Schools involved in Turnaround Arts commit to providing every student with arts instruction. Willard already offered choir, band and art, but since being accepted into the program, Scruton has also added a mariachi program and an orchestra, as well as advanced levels of band and art. To give students more opportunities to pursue their interests in the arts, she added a zero period for P.E. While some staff members predicted students wouldn’t show up that early for P.E., about 80 of them do, she says.
In Bridgeport, Robinson says it’s natural for some schools to have “naysayers” or teachers “who feel it’s not their thing.” In those cases, school leaders work with teachers who are more inspired to move from enhancing their lessons with the arts to deeper integration in which “you’re covering the social studies standards and the music standards and students understand they are learning both,” she says.
Art-science connections
Teachers at Turnaround Arts schools also receive professional development in using Visual Thinking Strategies, a practice in which students look at works of art, talk about what they see in the painting and back up their statements. Teachers respond to what each student has to say and build upon their statements using more advanced vocabulary. The technique is especially helpful for English learners, who make up about half of Willard Intermediate’s 750-student enrollment, Scruton says.
In Laura Compton’s science class at Willard, students are using those same strategies to interpret graphs about species of birds in the Galapagos Islands.
“So more specifically you’re saying the chart is letting us know what types of food these finches eat,” she says, responding to one of the students.
Now comfortable with the strategy, several students during the lesson offer their observations, but it used to be the same two or three students, Compton says. Visual Thinking Strategies is also improving her students’ writing, and school-wide, Scruton says improvements in students’ writing have been seen in every student subgroup.
“If you can verbalize it, you are able to write it,” Compton says, adding that the practice will help students meet the Next Generation Science Standards. “So much of it is constructing an explanation.”
When teachers were learning to using the strategies, Scruton says she was encouraged to make it a special experience and not just another training session. They went to Orange County’s Bowers Museum to practice with real paintings and take turns facilitating the process.
A ‘powerful message’
Schools in Turnaround Arts also agree to put on a musical, something that many of them haven’t done in the past. The events are important because they “hit so many things” — student attendance, planning and production, and parent engagement, Robinson says, predicting that the schools will continue to produce musicals long after their formal relationship with Turnaround Arts ends.

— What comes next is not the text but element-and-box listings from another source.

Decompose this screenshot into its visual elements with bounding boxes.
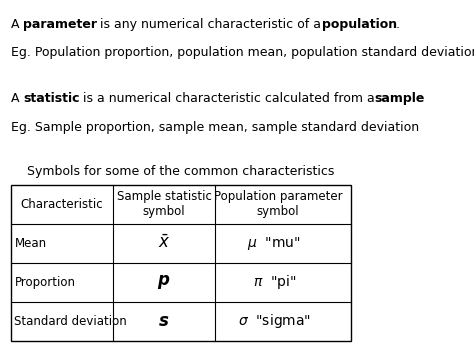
Bar (11, 185, 351, 341)
Text: $\boldsymbol{p}$: $\boldsymbol{p}$ (157, 273, 171, 291)
Text: statistic: statistic (23, 92, 80, 105)
Text: $\pi$  "pi": $\pi$ "pi" (253, 273, 296, 291)
Text: Proportion: Proportion (15, 276, 75, 289)
Text: Mean: Mean (15, 237, 46, 250)
Text: is a numerical characteristic calculated from a: is a numerical characteristic calculated… (79, 92, 379, 105)
Text: $\bar{x}$: $\bar{x}$ (158, 234, 170, 252)
Text: $\sigma$  "sigma": $\sigma$ "sigma" (238, 312, 311, 330)
Text: Sample statistic
symbol: Sample statistic symbol (117, 190, 211, 218)
Text: Standard deviation: Standard deviation (15, 315, 127, 328)
Text: $\boldsymbol{s}$: $\boldsymbol{s}$ (158, 312, 170, 330)
Text: Characteristic: Characteristic (20, 198, 103, 211)
Text: is any numerical characteristic of a: is any numerical characteristic of a (96, 18, 325, 31)
Text: A: A (11, 18, 23, 31)
Text: Symbols for some of the common characteristics: Symbols for some of the common character… (27, 165, 335, 178)
Text: A: A (11, 92, 23, 105)
Text: population: population (322, 18, 397, 31)
Text: sample: sample (374, 92, 425, 105)
Text: Eg. Sample proportion, sample mean, sample standard deviation: Eg. Sample proportion, sample mean, samp… (11, 121, 419, 134)
Text: parameter: parameter (23, 18, 97, 31)
Text: $\mu$  "mu": $\mu$ "mu" (247, 235, 301, 252)
Text: Population parameter
symbol: Population parameter symbol (214, 190, 342, 218)
Text: .: . (396, 18, 400, 31)
Text: Eg. Population proportion, population mean, population standard deviation: Eg. Population proportion, population me… (11, 46, 474, 59)
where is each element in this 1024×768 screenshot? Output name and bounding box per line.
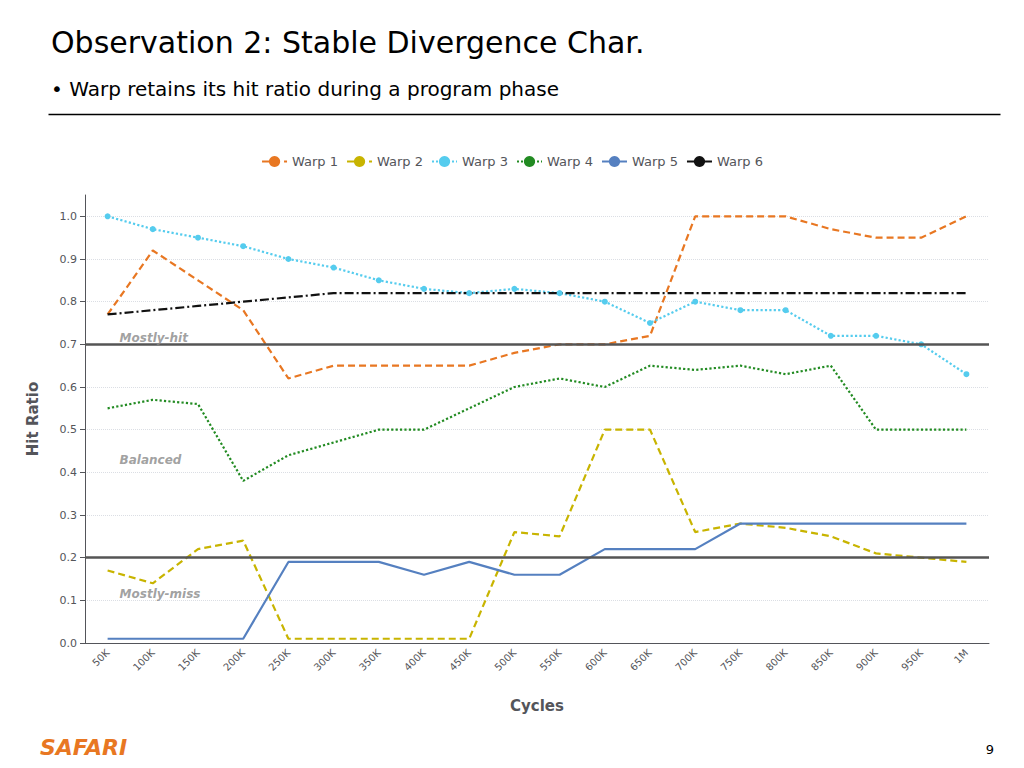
svg-text:750K: 750K	[718, 647, 744, 673]
svg-text:0.1: 0.1	[60, 594, 78, 607]
svg-text:SAFARI: SAFARI	[40, 735, 127, 760]
svg-text:0.5: 0.5	[60, 423, 78, 436]
svg-text:950K: 950K	[899, 647, 925, 673]
svg-text:700K: 700K	[673, 647, 699, 673]
svg-text:0.0: 0.0	[60, 637, 78, 650]
svg-text:400K: 400K	[402, 647, 428, 673]
svg-text:600K: 600K	[583, 647, 609, 673]
svg-text:Warp 6: Warp 6	[717, 154, 763, 169]
svg-text:Warp 5: Warp 5	[632, 154, 678, 169]
svg-text:200K: 200K	[221, 647, 247, 673]
svg-text:300K: 300K	[312, 647, 338, 673]
svg-text:0.9: 0.9	[60, 253, 78, 266]
svg-text:250K: 250K	[266, 647, 292, 673]
svg-text:350K: 350K	[357, 647, 383, 673]
svg-text:650K: 650K	[628, 647, 654, 673]
svg-text:• Warp retains its hit ratio d: • Warp retains its hit ratio during a pr…	[51, 77, 559, 101]
svg-text:Warp 1: Warp 1	[292, 154, 338, 169]
svg-text:900K: 900K	[854, 647, 880, 673]
svg-text:450K: 450K	[447, 647, 473, 673]
svg-text:Mostly-miss: Mostly-miss	[120, 587, 201, 601]
svg-text:800K: 800K	[764, 647, 790, 673]
svg-text:50K: 50K	[90, 647, 112, 669]
svg-text:0.8: 0.8	[60, 295, 78, 308]
svg-text:1.0: 1.0	[60, 210, 78, 223]
svg-text:Balanced: Balanced	[120, 453, 182, 467]
svg-text:Hit Ratio: Hit Ratio	[24, 382, 42, 456]
svg-text:150K: 150K	[176, 647, 202, 673]
svg-text:Observation 2: Stable Divergen: Observation 2: Stable Divergence Char.	[51, 25, 644, 60]
svg-text:0.6: 0.6	[60, 381, 78, 394]
svg-text:0.3: 0.3	[60, 509, 78, 522]
svg-text:1M: 1M	[952, 647, 970, 665]
svg-text:Cycles: Cycles	[510, 697, 564, 715]
svg-text:Warp 4: Warp 4	[547, 154, 593, 169]
svg-text:550K: 550K	[538, 647, 564, 673]
svg-text:0.4: 0.4	[60, 466, 78, 479]
svg-text:0.2: 0.2	[60, 551, 78, 564]
svg-text:0.7: 0.7	[60, 338, 78, 351]
svg-text:Warp 3: Warp 3	[462, 154, 508, 169]
svg-text:Warp 2: Warp 2	[377, 154, 423, 169]
svg-text:100K: 100K	[131, 647, 157, 673]
svg-text:850K: 850K	[809, 647, 835, 673]
svg-text:500K: 500K	[492, 647, 518, 673]
svg-text:9: 9	[986, 742, 994, 757]
svg-text:Mostly-hit: Mostly-hit	[120, 331, 190, 345]
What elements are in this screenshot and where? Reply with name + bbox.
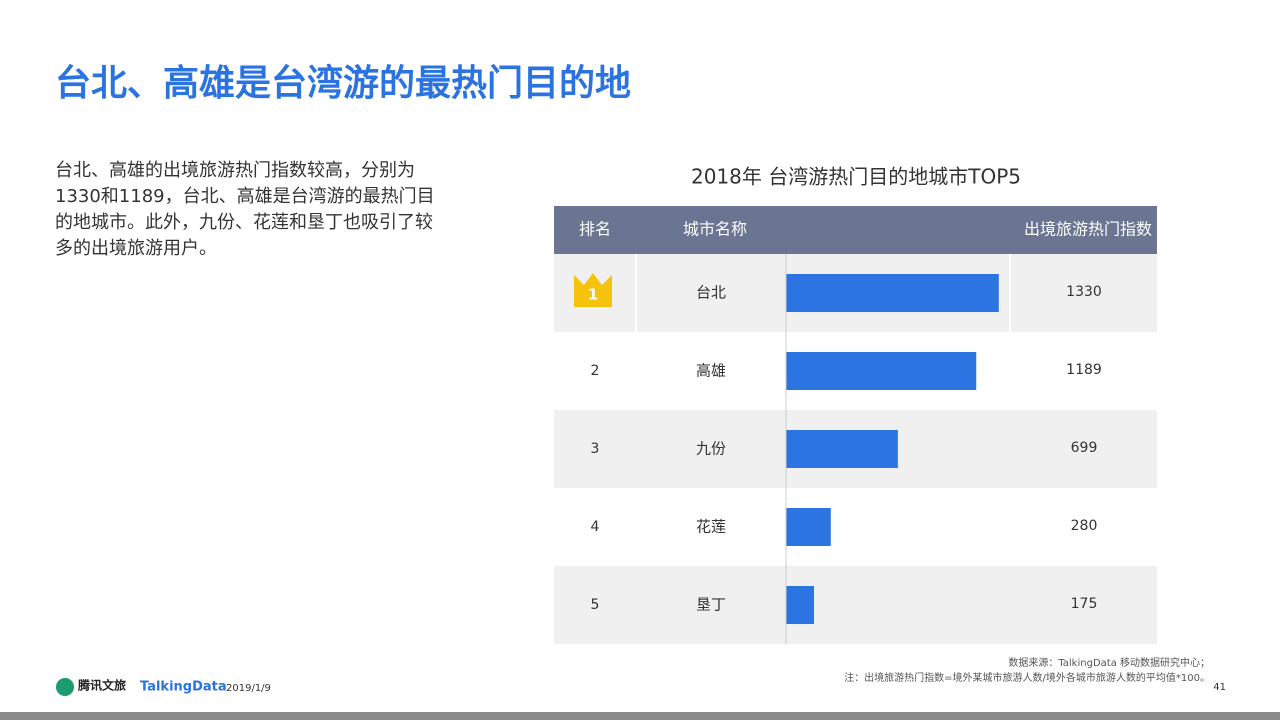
slide-title: 台北、高雄是台湾游的最热门目的地 (55, 63, 632, 104)
value-label: 175 (1071, 596, 1098, 612)
page-number: 41 (1213, 682, 1226, 693)
bar (786, 586, 814, 624)
column-header: 城市名称 (683, 220, 747, 239)
rank: 2 (591, 363, 600, 379)
logo-text: TalkingData (140, 680, 227, 695)
source: 数据来源：TalkingData 移动数据研究中心； (1008, 656, 1210, 669)
bar (786, 430, 898, 468)
column-header: 出境旅游热门指数 (1024, 220, 1152, 239)
table-title: 2018年 台湾游热门目的地城市TOP5 (691, 165, 1021, 189)
city-name: 垦丁 (696, 596, 726, 614)
value-label: 699 (1071, 440, 1098, 456)
logo-icon (56, 678, 74, 696)
crown-icon (574, 273, 612, 307)
bottom-bar (0, 712, 1280, 720)
logo-text: 腾讯文旅 (77, 678, 126, 693)
city-name: 高雄 (696, 362, 726, 380)
table-row (554, 566, 1157, 644)
city-name: 九份 (696, 440, 726, 458)
rank: 5 (591, 597, 600, 613)
body-text: 台北、高雄的出境旅游热门指数较高，分别为1330和1189，台北、高雄是台湾游的… (55, 160, 435, 259)
rank: 4 (591, 519, 600, 535)
value-label: 1189 (1066, 362, 1102, 378)
bar (786, 274, 999, 312)
value-label: 1330 (1066, 284, 1102, 300)
bar (786, 352, 977, 390)
bar (786, 508, 831, 546)
rank: 3 (591, 441, 600, 457)
header-row (554, 206, 1157, 254)
value-label: 280 (1071, 518, 1098, 534)
rank: 1 (588, 286, 598, 304)
column-header: 排名 (579, 220, 611, 239)
city-name: 花莲 (696, 518, 726, 536)
date: 2019/1/9 (226, 683, 271, 694)
note: 注：出境旅游热门指数=境外某城市旅游人数/境外各城市旅游人数的平均值*100。 (844, 671, 1210, 684)
city-name: 台北 (696, 284, 726, 302)
table-row (554, 488, 1157, 566)
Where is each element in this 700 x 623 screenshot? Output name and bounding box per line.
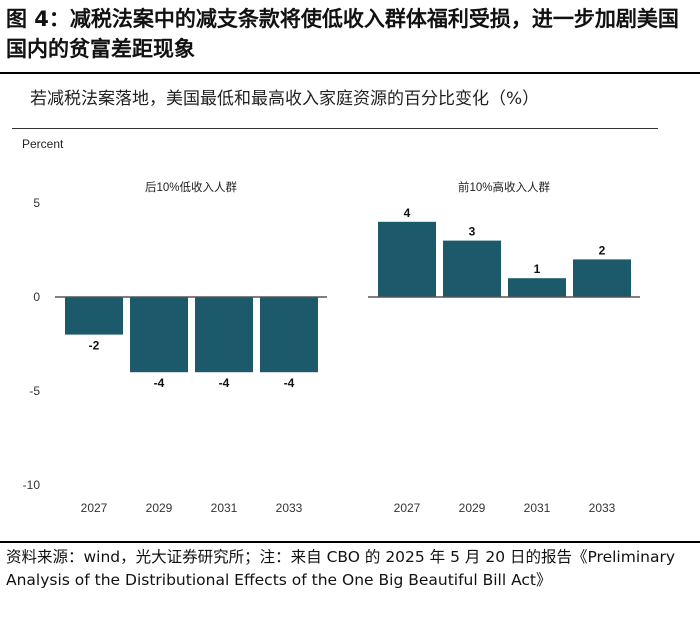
source-rule: [0, 541, 700, 543]
data-label: -4: [219, 376, 230, 390]
bar: [443, 240, 501, 297]
data-label: -4: [284, 376, 295, 390]
x-tick-label: 2031: [524, 501, 551, 515]
data-label: 2: [599, 243, 606, 257]
bar: [260, 297, 318, 373]
bar: [573, 259, 631, 297]
bar: [65, 297, 123, 335]
bar-chart: 5 0 -5 -10 后10%低收入人群 -2 2027 -4 2029 -4 2031 -4 2033…: [23, 180, 640, 515]
data-label: 3: [469, 225, 476, 239]
data-label: -2: [89, 339, 100, 353]
title-rule: [0, 72, 700, 74]
bar: [508, 278, 566, 297]
x-tick-label: 2029: [459, 501, 486, 515]
x-tick-label: 2033: [276, 501, 303, 515]
bar: [130, 297, 188, 373]
data-label: -4: [154, 376, 165, 390]
bar: [195, 297, 253, 373]
y-axis-label: Percent: [22, 137, 64, 151]
x-tick-label: 2027: [81, 501, 108, 515]
data-label: 4: [404, 206, 411, 220]
x-tick-label: 2029: [146, 501, 173, 515]
data-label: 1: [534, 262, 541, 276]
figure-title: 图 4：减税法案中的减支条款将使低收入群体福利受损，进一步加剧美国国内的贫富差距…: [6, 7, 679, 61]
chart-title-rule: [12, 128, 658, 129]
source-note: 资料来源：wind，光大证券研究所；注：来自 CBO 的 2025 年 5 月 …: [6, 548, 676, 589]
x-tick-label: 2027: [394, 501, 421, 515]
chart-title: 若减税法案落地，美国最低和最高收入家庭资源的百分比变化（%）: [30, 89, 540, 109]
panel-label: 前10%高收入人群: [458, 180, 551, 194]
y-tick-label: -5: [29, 384, 40, 398]
x-tick-label: 2031: [211, 501, 238, 515]
y-tick-label: -10: [23, 478, 41, 492]
y-tick-label: 0: [33, 290, 40, 304]
y-tick-label: 5: [33, 196, 40, 210]
x-tick-label: 2033: [589, 501, 616, 515]
bar: [378, 221, 436, 297]
panel-label: 后10%低收入人群: [145, 180, 238, 194]
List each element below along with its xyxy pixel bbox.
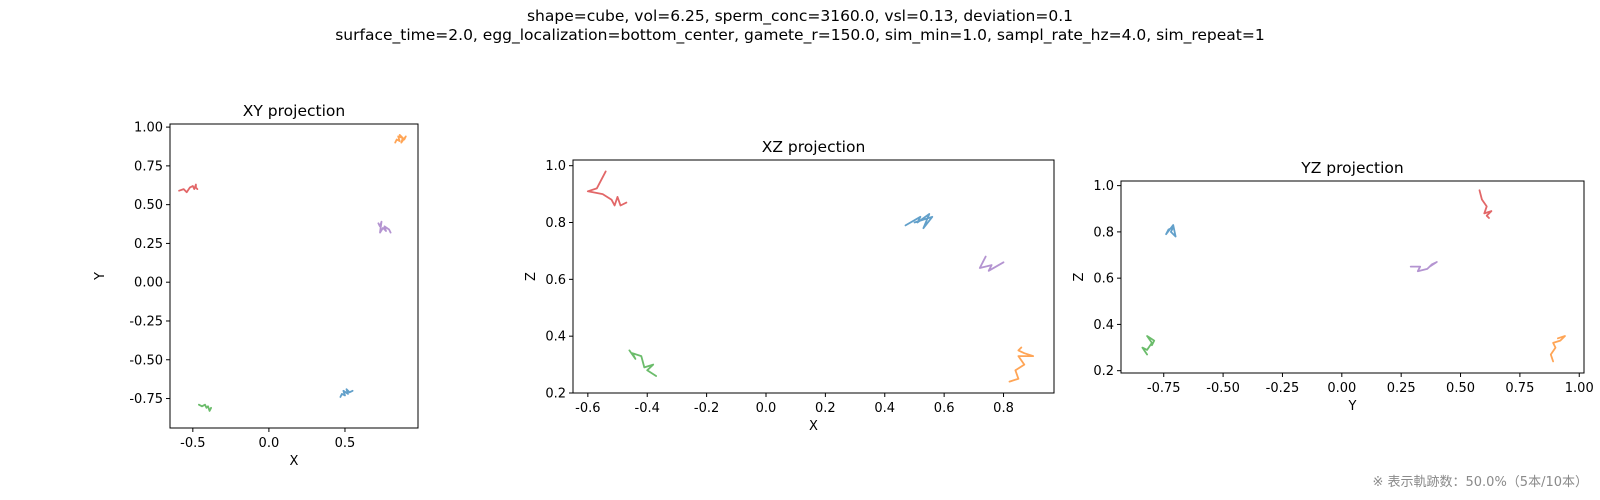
plot-frame <box>1120 180 1585 374</box>
x-tick-label: 0.2 <box>815 401 836 416</box>
x-axis-label: Y <box>1348 399 1357 414</box>
y-tick-label: 1.0 <box>545 159 566 174</box>
trajectory-purple-line <box>1409 261 1438 273</box>
plot-frame <box>169 123 419 429</box>
x-tick-label: -0.5 <box>180 436 205 451</box>
x-tick-label: 0.25 <box>1387 381 1416 396</box>
x-tick-label: -0.25 <box>1266 381 1300 396</box>
chart-title: XZ projection <box>762 138 866 156</box>
y-tick-label: -0.50 <box>129 353 163 368</box>
chart-title: XY projection <box>243 102 345 120</box>
y-tick-label: 1.0 <box>1093 179 1114 194</box>
trajectory-red-line <box>1478 189 1493 219</box>
trajectory-purple-line <box>978 255 1005 272</box>
x-tick-label: 0.50 <box>1446 381 1475 396</box>
x-tick-label: 0.4 <box>874 401 895 416</box>
y-tick-label: 0.8 <box>1093 225 1114 240</box>
plot-frame <box>572 159 1055 394</box>
y-tick-label: 0.6 <box>1093 272 1114 287</box>
trajectory-blue-line <box>1165 224 1177 238</box>
y-tick-label: 0.8 <box>545 216 566 231</box>
y-tick-label: 0.00 <box>134 276 163 291</box>
y-tick-label: 0.2 <box>1093 364 1114 379</box>
y-tick-label: -0.25 <box>129 314 163 329</box>
x-tick-label: 0.0 <box>259 436 280 451</box>
y-tick-label: 0.75 <box>134 159 163 174</box>
trajectory-red-line <box>586 170 628 207</box>
y-tick-label: -0.75 <box>129 392 163 407</box>
y-axis-label: Y <box>93 272 108 281</box>
x-tick-label: 0.00 <box>1327 381 1356 396</box>
chart-title: YZ projection <box>1300 159 1403 177</box>
trajectory-orange-line <box>1008 346 1035 383</box>
trajectory-red-line <box>178 183 199 194</box>
trajectory-blue-line <box>339 388 354 398</box>
x-tick-label: -0.75 <box>1147 381 1181 396</box>
y-axis-label: Z <box>524 272 539 281</box>
x-tick-label: 0.0 <box>756 401 777 416</box>
y-tick-label: 0.4 <box>1093 318 1114 333</box>
x-tick-label: 0.8 <box>993 401 1014 416</box>
x-axis-label: X <box>809 419 818 434</box>
trajectory-orange-line <box>1549 335 1566 363</box>
figure-title-line-1: shape=cube, vol=6.25, sperm_conc=3160.0,… <box>526 7 1074 25</box>
trajectory-green-line <box>197 403 213 412</box>
trajectory-purple-line <box>377 220 392 234</box>
y-tick-label: 0.50 <box>134 198 163 213</box>
trajectory-green-line <box>1141 335 1156 356</box>
trajectory-blue-line <box>904 213 934 230</box>
y-tick-label: 0.2 <box>545 387 566 402</box>
footnote: ※ 表示軌跡数：50.0%（5本/10本） <box>1372 475 1588 490</box>
x-tick-label: -0.6 <box>575 401 600 416</box>
x-tick-label: 0.6 <box>934 401 955 416</box>
x-tick-label: 0.75 <box>1505 381 1534 396</box>
figure-title-line-2: surface_time=2.0, egg_localization=botto… <box>335 26 1265 44</box>
trajectory-green-line <box>628 349 657 377</box>
x-axis-label: X <box>290 454 299 469</box>
x-tick-label: -0.2 <box>694 401 719 416</box>
x-tick-label: 0.5 <box>335 436 356 451</box>
trajectory-orange-line <box>394 133 407 144</box>
y-tick-label: 0.4 <box>545 330 566 345</box>
x-tick-label: 1.00 <box>1565 381 1594 396</box>
x-tick-label: -0.50 <box>1206 381 1240 396</box>
y-tick-label: 0.6 <box>545 273 566 288</box>
y-tick-label: 1.00 <box>134 121 163 136</box>
y-axis-label: Z <box>1072 272 1087 281</box>
x-tick-label: -0.4 <box>635 401 660 416</box>
y-tick-label: 0.25 <box>134 237 163 252</box>
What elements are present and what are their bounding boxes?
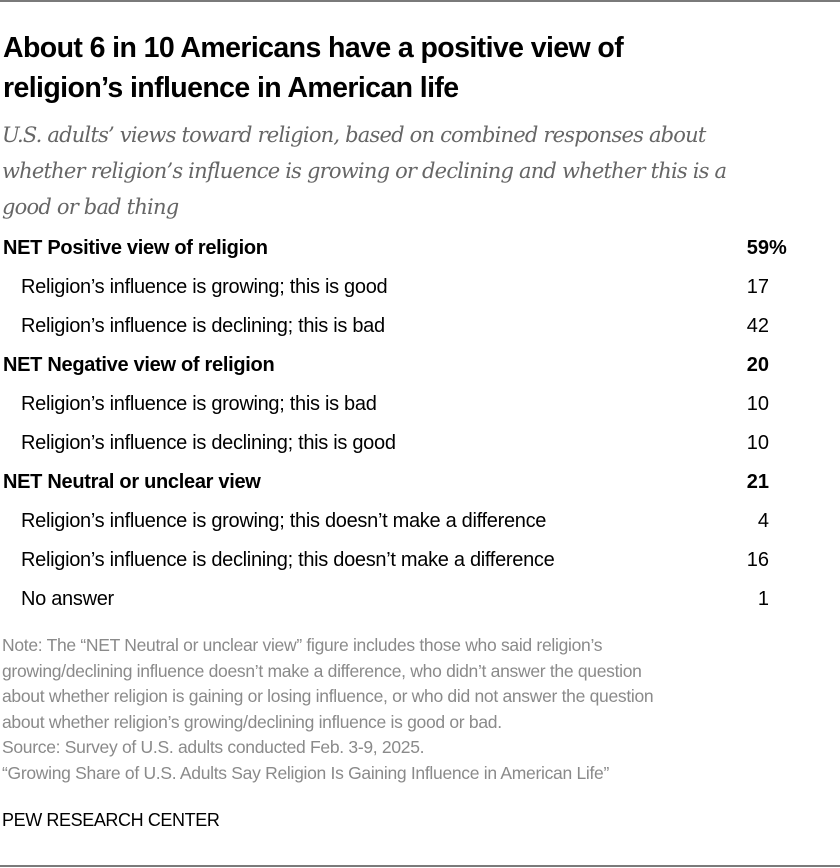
title-line: About 6 in 10 Americans have a positive … bbox=[3, 32, 624, 64]
table-row: Religion’s influence is declining; this … bbox=[0, 426, 840, 465]
row-value: 16 bbox=[747, 549, 769, 572]
row-value: 59% bbox=[746, 237, 787, 260]
row-label: Religion’s influence is growing; this is… bbox=[21, 393, 377, 415]
report-title-line: “Growing Share of U.S. Adults Say Religi… bbox=[2, 762, 609, 783]
title-line: religion’s influence in American life bbox=[3, 72, 459, 104]
value-number: 20 bbox=[746, 354, 769, 376]
table-row: Religion’s influence is declining; this … bbox=[0, 309, 840, 348]
value-number: 4 bbox=[757, 510, 769, 532]
note-line: about whether religion’s growing/declini… bbox=[2, 711, 502, 732]
table-row: Religion’s influence is growing; this do… bbox=[0, 504, 840, 543]
row-value: 17 bbox=[747, 276, 769, 299]
value-number: 59 bbox=[746, 237, 769, 259]
note-line: Note: The “NET Neutral or unclear view” … bbox=[2, 635, 603, 655]
source-line: Source: Survey of U.S. adults conducted … bbox=[2, 737, 425, 757]
subtitle-line: good or bad thing bbox=[2, 195, 179, 219]
note-line: growing/declining influence doesn’t make… bbox=[2, 660, 642, 681]
bottom-rule bbox=[0, 865, 840, 867]
row-label: NET Neutral or unclear view bbox=[3, 471, 261, 493]
note-line: about whether religion is gaining or los… bbox=[2, 686, 654, 706]
brand-logo-text: PEW RESEARCH CENTER bbox=[2, 810, 220, 830]
row-label: Religion’s influence is growing; this do… bbox=[21, 510, 547, 532]
top-rule bbox=[0, 0, 840, 2]
subtitle-line: whether religion’s influence is growing … bbox=[2, 159, 727, 183]
value-number: 1 bbox=[757, 588, 769, 610]
subtitle-line: U.S. adults’ views toward religion, base… bbox=[2, 123, 706, 147]
row-value: 42 bbox=[747, 315, 769, 338]
row-value: 4 bbox=[758, 510, 769, 533]
row-value: 10 bbox=[747, 393, 769, 416]
row-label: Religion’s influence is declining; this … bbox=[21, 315, 385, 337]
chart-notes: Note: The “NET Neutral or unclear view” … bbox=[2, 633, 832, 786]
row-value: 10 bbox=[747, 432, 769, 455]
chart-subtitle: U.S. adults’ views toward religion, base… bbox=[2, 117, 832, 225]
table-row: Religion’s influence is growing; this is… bbox=[0, 270, 840, 309]
value-number: 42 bbox=[746, 315, 769, 337]
table-row: Religion’s influence is declining; this … bbox=[0, 543, 840, 582]
row-label: Religion’s influence is declining; this … bbox=[21, 549, 555, 571]
chart-title: About 6 in 10 Americans have a positive … bbox=[3, 28, 833, 108]
row-value: 21 bbox=[747, 471, 769, 494]
value-number: 16 bbox=[746, 549, 769, 571]
row-label: NET Positive view of religion bbox=[3, 237, 268, 259]
row-label: NET Negative view of religion bbox=[3, 354, 275, 376]
row-value: 20 bbox=[747, 354, 769, 377]
net-row: NET Positive view of religion 59% bbox=[0, 231, 840, 270]
data-table: NET Positive view of religion 59% Religion… bbox=[0, 231, 840, 621]
row-label: Religion’s influence is declining; this … bbox=[21, 432, 396, 454]
table-row: Religion’s influence is growing; this is… bbox=[0, 387, 840, 426]
value-number: 10 bbox=[746, 393, 769, 415]
table-row: No answer 1 bbox=[0, 582, 840, 621]
value-number: 21 bbox=[746, 471, 769, 493]
net-row: NET Neutral or unclear view 21 bbox=[0, 465, 840, 504]
row-label: Religion’s influence is growing; this is… bbox=[21, 276, 388, 298]
value-number: 17 bbox=[746, 276, 769, 298]
row-value: 1 bbox=[758, 588, 769, 611]
value-number: 10 bbox=[746, 432, 769, 454]
net-row: NET Negative view of religion 20 bbox=[0, 348, 840, 387]
percent-sign: % bbox=[769, 237, 787, 259]
row-label: No answer bbox=[21, 588, 114, 610]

While schools receive resources and training from the national office for a three-year period, Campbell notes that discussions are underway about how to maintain a network of participating schools that might allow them to continue to support each other.
At Willard, Scruton says officials with the Santa Ana Unified School District (SAUSD) have also thought about how to create some continuity for students as they prepare for high school. Willard’s band teacher, for example, also teaches at Santa Ana High School, and members of the dance team walk over to the high school once a week to work with seniors in the dance program. The expanding opportunities in the arts are also attracting some attention from parents, the principal adds. “Word is getting around that this is a good place to be.”
At their rehearsal last week, the dance team members said none of them have ever been to Washington, but Robyn McNair, a visual and performing arts curriculum specialist with SAUSD, told them their performance is likely to inspire the audience.
“You’re carrying this powerful message,” she said, “that speaks to everyone at every level.”